Luckily, Python has a handy language feature that makes it easy to avoid this trap without an extra if test. If you change the ls like so:


good_stuff = cmds.ls(type='mesh') or []
for item in good_stuff:
    do_something(item)

The 'or []' will pass a list result with something in it unchanged; but if the result is None, the or will substitute the empty list.  Everything downstream from there can rely on the presence of a real list, even if it's empty


Maya like selection-or-list behavior

If you want to make a function that behaves like the default maya commands -- that is, it works on arguments you pass or on selected objects -- you can combine the *args variable input and the or [] trick to make a nice one liner :
 
    def mayalike(*args):
         my_objects = args or cmds.ls(sl=True) or []
         for item in my_objects:
               #do stuff

This will use args if provided, ls-sl if not, and [] if there is nothing selected

multiple assignment


python has a handy trick of unpacking iterables in a single assigment call.  This lets you write things like:

rotation = [ 0, 90, 0 ]
rx, ry, rz = rotation

 which saves some annoying boilderplate.  It can be especially useful when dealing with functions that produce tuple or list results:

filename, extension = os.splitext(completefilename)

which is much more elegant than

results = os.splitext(completefilename)
filename = results[0]
extension = results[1]

It's a good idea, though, to resist the temptation to overdo it: if you find yourself unpacking long tuples a lot:

name, address, state, zip, phone = customer

that's a good sign that customer should be a dictionary, a class, or a namedtuple so you can parse it reliably:

Learn to love Mayapy


If' your doing a lot of work that involves restarting and reloading maya - particularly if you're iterating on one script that involves a bunch of setup work -- the common trick is to keep all of your steps in a python tab in your listener.  It's better than nothing, but it's still pretty slow.

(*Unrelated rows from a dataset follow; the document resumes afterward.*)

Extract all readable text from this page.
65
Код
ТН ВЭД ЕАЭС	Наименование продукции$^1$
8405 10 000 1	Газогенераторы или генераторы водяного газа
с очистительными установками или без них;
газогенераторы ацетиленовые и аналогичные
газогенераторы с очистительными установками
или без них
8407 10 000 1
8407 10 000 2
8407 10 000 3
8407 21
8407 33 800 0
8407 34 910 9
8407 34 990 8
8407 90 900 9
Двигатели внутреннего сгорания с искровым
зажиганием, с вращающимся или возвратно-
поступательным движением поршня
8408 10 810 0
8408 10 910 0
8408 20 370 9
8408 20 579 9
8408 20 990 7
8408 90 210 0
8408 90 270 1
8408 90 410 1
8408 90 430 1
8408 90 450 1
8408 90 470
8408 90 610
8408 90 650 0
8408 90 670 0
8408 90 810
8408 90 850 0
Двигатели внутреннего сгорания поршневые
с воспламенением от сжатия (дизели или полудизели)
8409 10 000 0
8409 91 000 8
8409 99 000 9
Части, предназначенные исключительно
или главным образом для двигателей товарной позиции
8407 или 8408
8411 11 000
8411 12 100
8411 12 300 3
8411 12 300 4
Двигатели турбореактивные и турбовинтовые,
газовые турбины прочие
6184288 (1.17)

If what you're working on does not require GUI access, you can use MayaPy.exe and the -c and -i flags to get into your script quickly. The -c flag launches mayapy and runs a command, and the -i flag keeps the  interpreter running. So you can boot mayapy directly into a running, headless copy of maya python like this:

path/to/maya.py.exe -i -c "import maya.standalone; maya.standalone.initialize()"

and obviously you could put your test setup in a separate module and import that after standalone. I've found this saves me a huge amount of time when I'm iterating on something that doesn't need GUI.  I stick this into a button in my IDE or make a shell alias / bat script to do it.